None of this can happen at the individual level. What makes change is collective action: practitioners identifying shared conditions, developing shared analysis of those conditions, and building shared institutions that embody a different set of terms.
The first step is the one that Mark Fisher would have recognized as consciousness raising. The collective identification of the material conditions that have been successfully disguised as personal failures. The recognition that your burnout, your lack of influence, your sense that the discipline has lost its way are not evidence of your individual shortcomings but symptoms of a system working exactly as it is designed to work. Technically speaking, this is where something like design conferences become important. Not as venues for professional development advice, but as a space where that collective recognition can begin to form and where the conversation can shift from how do I survive within these conditions to what institutions do we need to build so that these conditions no longer define us.

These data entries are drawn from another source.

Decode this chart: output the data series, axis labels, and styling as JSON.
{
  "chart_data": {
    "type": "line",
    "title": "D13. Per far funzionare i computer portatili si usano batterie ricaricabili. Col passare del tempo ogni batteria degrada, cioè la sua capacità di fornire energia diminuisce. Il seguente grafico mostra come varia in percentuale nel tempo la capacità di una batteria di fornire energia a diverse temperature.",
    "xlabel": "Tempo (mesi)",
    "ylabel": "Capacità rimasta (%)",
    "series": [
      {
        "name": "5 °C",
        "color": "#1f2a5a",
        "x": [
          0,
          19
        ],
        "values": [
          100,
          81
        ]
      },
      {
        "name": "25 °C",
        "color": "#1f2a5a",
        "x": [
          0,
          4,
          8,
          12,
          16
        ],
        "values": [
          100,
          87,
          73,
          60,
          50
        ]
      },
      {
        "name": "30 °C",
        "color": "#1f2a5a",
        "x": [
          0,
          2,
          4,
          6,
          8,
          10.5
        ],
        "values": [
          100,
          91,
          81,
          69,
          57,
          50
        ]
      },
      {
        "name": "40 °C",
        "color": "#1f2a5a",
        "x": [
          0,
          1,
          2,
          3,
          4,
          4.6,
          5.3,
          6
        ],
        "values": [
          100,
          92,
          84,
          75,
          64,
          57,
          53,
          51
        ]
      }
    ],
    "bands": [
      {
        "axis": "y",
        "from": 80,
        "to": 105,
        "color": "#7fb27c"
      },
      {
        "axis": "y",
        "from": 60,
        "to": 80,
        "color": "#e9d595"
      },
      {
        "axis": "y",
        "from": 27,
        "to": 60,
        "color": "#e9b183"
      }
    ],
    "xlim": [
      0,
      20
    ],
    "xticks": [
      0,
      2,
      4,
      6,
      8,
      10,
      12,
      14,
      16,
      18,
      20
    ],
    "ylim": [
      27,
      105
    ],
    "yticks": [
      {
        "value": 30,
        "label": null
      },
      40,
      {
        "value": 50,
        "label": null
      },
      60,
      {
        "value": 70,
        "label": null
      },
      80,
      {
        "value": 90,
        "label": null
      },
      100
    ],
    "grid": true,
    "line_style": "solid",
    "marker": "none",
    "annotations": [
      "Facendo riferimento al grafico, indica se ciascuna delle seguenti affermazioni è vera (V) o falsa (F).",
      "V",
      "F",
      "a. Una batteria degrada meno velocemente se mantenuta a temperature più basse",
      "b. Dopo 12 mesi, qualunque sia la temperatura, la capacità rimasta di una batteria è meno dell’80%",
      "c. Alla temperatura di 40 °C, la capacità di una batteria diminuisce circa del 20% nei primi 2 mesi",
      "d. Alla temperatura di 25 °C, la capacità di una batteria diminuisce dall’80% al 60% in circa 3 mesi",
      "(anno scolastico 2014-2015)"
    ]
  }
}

Design knows how to make things that do not yet exist. It has spent decades applying that capacity to products and services for other people's organizations. We have failed in applying this to our own profession. How might we design the structures that would make design's autonomy a material reality rather than a perpetual aspiration? That work cannot begin inside the ocean that is indifferent to us. It begins on new ground, that we build and fully understand ourselves, together.